Courts in Britain Decide AI Gets No Credit, Profits from Its Inventions

An issue that’s reached the forefront of AI debates involves algorithms inventing new processes, materials, drugs, and more. A three-judge panel in Great Britain decided recently that AI has no rights to ownership.

“Only a person can have rights. A machine cannot,” wrote Lady Justice Elisabeth Laing in her judgement. “A patent is a statutory right and it can only be granted to a person.”

The three-judge panel split their vote 2 to 1. The dissenting judge said:

“The fact that no inventor, properly so-called, can be identified simply means that there is no name which the [IPO] has to mention on the patent as the inventor,” he wrote.
Instead, the IPO “is is not obliged to name anyone (or anything).”

At its core, the argument is about whether a law written for human inventors can be applied to machines.
The appeal court ruled against Stephen Thaler, creator of a system called Dabus, who took a case against the UK’s Intellectual Property Office (IPO) which refused patents to his AI. It’s the latest judgment in a battle to grant machines “inventor” status.

Earlier this month, Thaler lost a similar case in the United States, although he has won elsewhere.

Thaler filed two patent applications in 2018, one for a type of food container and one for a flashing light. But he did not list himself as the inventor. Instead, he chose to list Dabus, which was the AI algorithm that actually invented the food container. Thaler said it’s only right that Dabus get the patent.

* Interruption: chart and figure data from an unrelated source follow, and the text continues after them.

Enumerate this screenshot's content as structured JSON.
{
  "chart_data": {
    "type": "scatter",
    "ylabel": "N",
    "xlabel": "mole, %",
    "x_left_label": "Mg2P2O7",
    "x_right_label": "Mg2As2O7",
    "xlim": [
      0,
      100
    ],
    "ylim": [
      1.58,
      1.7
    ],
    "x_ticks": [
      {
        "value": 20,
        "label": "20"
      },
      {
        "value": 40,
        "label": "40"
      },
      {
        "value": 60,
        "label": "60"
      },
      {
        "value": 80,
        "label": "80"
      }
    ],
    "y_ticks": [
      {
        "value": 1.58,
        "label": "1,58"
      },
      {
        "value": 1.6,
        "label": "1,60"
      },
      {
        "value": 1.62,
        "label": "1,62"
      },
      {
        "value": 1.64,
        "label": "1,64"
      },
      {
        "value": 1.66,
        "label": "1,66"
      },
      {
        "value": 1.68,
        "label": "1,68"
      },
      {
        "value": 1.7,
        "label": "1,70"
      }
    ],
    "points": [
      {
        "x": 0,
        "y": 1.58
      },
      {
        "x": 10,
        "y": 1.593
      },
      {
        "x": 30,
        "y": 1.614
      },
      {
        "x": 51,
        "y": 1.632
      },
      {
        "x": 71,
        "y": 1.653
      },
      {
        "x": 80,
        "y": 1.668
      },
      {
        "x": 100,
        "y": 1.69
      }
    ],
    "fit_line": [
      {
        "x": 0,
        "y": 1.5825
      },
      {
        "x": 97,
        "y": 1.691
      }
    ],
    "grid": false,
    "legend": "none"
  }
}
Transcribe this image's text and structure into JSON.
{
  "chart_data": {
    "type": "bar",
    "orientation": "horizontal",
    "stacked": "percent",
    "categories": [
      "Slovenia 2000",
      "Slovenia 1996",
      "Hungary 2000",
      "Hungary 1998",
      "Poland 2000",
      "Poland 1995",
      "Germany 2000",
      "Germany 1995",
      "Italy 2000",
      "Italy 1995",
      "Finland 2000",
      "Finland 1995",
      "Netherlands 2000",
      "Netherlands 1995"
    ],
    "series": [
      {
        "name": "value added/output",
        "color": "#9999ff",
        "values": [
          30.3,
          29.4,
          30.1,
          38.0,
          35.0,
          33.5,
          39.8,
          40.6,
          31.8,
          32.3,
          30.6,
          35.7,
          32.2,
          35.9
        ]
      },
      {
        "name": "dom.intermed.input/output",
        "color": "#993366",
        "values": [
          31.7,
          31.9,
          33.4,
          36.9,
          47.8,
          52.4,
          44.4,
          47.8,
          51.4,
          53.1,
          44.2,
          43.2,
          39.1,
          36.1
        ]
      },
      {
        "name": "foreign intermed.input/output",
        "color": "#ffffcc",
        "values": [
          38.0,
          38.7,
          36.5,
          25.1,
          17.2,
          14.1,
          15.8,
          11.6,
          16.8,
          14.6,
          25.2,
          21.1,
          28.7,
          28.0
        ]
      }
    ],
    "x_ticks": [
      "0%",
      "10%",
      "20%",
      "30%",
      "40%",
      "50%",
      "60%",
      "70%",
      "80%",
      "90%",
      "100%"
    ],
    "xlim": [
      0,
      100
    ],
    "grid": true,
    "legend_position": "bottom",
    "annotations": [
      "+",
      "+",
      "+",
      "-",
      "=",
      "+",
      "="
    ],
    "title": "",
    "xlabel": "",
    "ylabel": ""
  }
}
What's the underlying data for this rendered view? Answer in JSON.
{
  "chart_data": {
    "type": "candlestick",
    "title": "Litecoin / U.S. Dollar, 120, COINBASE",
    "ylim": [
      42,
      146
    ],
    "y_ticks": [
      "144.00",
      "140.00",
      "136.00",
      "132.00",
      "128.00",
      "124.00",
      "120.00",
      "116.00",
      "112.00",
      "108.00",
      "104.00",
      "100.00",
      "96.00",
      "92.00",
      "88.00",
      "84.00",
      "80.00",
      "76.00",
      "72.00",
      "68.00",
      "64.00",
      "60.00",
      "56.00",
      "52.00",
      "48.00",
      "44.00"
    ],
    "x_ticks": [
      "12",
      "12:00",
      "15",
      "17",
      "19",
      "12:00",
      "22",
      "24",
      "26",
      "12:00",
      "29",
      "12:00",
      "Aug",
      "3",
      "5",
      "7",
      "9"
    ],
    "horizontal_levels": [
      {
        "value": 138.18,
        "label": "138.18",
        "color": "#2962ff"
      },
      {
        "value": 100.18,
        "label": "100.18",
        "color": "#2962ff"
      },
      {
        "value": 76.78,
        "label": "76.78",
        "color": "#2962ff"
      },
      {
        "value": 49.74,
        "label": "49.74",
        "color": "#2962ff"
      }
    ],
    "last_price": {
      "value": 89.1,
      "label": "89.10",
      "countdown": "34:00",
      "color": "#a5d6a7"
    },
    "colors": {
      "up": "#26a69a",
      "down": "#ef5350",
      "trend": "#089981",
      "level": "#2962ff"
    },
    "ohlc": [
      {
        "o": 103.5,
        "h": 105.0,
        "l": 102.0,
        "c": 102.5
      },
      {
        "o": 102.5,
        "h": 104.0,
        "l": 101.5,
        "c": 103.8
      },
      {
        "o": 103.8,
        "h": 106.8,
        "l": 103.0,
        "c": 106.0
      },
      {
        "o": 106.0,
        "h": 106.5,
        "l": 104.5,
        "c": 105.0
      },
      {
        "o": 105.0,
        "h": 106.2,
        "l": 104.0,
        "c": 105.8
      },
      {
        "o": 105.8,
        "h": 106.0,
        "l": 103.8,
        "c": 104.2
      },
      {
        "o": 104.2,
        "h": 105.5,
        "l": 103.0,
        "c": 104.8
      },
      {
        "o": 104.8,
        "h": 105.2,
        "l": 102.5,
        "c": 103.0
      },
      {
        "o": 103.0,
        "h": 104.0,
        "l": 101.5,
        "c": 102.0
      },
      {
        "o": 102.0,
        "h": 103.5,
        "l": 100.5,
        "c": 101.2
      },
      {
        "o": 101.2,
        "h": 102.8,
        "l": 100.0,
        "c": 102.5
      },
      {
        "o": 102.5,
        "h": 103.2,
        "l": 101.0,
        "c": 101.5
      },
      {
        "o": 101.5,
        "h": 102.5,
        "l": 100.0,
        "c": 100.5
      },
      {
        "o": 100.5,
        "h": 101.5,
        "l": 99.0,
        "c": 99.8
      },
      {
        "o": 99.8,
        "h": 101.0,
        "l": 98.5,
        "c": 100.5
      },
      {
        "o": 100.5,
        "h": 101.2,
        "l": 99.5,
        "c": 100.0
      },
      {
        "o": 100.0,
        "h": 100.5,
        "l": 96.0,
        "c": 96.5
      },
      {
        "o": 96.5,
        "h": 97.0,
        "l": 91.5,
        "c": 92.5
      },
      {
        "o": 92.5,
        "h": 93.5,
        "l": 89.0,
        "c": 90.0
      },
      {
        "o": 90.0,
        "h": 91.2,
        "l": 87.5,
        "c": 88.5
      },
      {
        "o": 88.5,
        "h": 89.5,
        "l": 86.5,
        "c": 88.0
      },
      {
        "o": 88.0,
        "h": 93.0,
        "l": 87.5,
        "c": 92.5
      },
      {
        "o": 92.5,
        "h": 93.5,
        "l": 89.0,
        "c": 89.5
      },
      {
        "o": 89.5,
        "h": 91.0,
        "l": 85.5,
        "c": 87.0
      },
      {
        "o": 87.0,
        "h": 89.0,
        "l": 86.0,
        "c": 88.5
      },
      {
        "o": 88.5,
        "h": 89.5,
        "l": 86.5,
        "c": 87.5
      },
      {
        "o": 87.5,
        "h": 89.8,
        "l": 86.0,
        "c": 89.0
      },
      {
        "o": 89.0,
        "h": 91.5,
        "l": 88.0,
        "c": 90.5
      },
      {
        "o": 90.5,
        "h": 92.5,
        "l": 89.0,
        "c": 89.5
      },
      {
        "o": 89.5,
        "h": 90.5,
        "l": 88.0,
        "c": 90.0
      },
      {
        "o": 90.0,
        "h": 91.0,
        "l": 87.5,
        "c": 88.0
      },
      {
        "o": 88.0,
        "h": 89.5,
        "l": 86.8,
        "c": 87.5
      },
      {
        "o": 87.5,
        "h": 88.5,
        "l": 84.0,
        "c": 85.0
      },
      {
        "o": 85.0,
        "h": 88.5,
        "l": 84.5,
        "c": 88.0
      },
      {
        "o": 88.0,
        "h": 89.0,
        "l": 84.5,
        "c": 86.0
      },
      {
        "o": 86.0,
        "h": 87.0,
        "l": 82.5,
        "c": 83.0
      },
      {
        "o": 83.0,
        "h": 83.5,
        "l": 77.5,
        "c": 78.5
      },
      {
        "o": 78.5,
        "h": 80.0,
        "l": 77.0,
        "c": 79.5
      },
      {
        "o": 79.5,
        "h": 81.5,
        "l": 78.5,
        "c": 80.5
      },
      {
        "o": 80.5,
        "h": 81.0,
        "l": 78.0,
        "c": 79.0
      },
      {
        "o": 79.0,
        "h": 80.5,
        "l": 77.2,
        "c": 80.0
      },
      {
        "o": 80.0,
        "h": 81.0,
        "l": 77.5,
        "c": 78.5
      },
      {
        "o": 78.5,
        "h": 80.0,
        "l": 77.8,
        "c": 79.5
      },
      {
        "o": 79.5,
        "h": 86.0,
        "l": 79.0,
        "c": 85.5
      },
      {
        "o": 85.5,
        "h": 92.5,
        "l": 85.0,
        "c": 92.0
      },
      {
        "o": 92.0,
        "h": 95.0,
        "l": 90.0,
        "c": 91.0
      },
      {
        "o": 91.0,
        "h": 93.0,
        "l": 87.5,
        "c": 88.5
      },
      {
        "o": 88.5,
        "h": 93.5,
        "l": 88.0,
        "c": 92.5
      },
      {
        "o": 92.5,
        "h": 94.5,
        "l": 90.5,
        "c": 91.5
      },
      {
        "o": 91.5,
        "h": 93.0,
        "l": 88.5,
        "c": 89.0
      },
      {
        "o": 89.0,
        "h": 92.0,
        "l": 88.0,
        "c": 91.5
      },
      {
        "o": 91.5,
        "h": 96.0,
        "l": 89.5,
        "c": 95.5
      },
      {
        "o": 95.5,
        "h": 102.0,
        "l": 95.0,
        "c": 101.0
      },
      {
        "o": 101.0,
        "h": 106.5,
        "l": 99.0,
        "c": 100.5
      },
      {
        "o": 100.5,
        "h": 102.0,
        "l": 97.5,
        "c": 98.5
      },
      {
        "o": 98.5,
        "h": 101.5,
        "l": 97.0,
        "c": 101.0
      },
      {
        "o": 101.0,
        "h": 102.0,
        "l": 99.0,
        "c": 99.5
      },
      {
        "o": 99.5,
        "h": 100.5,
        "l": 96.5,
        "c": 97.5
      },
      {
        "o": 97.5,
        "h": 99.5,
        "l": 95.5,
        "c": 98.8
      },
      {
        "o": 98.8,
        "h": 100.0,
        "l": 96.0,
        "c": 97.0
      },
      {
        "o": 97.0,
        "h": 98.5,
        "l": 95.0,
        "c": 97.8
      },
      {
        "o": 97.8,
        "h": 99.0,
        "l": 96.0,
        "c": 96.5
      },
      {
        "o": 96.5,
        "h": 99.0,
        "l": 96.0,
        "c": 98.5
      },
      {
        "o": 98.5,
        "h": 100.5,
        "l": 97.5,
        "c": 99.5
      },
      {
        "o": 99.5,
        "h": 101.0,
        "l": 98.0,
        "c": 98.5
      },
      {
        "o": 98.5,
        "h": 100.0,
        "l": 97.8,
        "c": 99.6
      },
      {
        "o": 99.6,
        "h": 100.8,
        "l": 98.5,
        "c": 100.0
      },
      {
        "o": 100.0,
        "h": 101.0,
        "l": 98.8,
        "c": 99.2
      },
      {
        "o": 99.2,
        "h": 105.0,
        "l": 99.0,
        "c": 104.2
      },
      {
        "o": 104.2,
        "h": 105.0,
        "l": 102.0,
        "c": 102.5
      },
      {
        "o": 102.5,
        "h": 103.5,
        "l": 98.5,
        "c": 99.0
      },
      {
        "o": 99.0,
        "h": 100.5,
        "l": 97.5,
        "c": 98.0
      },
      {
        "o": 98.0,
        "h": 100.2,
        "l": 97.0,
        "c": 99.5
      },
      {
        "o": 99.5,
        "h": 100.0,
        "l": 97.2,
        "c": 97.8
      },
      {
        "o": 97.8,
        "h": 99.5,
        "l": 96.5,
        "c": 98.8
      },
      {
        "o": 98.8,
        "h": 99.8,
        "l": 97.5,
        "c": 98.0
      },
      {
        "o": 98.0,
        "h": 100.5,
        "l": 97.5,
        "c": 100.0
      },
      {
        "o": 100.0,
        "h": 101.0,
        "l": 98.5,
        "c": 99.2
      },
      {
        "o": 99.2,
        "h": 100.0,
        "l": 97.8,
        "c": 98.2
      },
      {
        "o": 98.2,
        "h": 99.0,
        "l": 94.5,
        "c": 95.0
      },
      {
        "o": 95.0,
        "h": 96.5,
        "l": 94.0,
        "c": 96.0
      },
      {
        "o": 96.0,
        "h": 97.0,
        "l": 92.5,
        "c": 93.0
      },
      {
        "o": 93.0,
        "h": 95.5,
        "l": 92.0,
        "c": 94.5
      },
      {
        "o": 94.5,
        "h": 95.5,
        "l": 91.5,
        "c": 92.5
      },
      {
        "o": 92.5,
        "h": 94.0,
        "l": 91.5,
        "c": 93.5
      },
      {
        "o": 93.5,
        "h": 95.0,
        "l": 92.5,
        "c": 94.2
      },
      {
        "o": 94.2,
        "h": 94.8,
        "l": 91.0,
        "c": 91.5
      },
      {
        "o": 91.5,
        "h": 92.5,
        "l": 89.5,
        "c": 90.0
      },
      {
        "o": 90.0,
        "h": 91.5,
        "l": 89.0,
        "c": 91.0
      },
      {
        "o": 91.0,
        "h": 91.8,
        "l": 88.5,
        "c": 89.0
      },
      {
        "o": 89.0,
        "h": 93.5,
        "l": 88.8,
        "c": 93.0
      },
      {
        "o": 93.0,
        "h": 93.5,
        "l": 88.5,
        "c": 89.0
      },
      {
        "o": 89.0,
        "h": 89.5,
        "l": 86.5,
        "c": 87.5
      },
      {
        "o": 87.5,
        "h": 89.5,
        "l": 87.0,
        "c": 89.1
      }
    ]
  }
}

The story on points out that this is a global issue. Think of the music written by AI or the paintings produced by AI. Do they get the Grammy or will AI keep the money from Southeby’s Art auction?

In July, an Australian court decided that AI systems can be recognized as the inventor for patent purposes—an outcome of one of Thaler’s Dabus-related claims. Days earlier, South Africa had issued a similar ruling.

But the United States, arguably one of the most significant markets to secure patents in, agrees with the UK judges that only “natural persons” can be inventors.

Earlier this month, U.S. District Judge Leonie M Brinkema upheld that ruling, writing:

“As technology evolves, there may come a time when artificial intelligence reaches a level of sophistication such that it might satisfy accepted meanings of inventorship. But that time has not yet arrived, and, if it does, it will be up to Congress to decide how, if at all, it wants to expand the scope of patent law.”

It’s going to be up to the legislators of the countries involved to rewrite or to create laws and a patent system that will work equally well for smart humans and even smarter machines.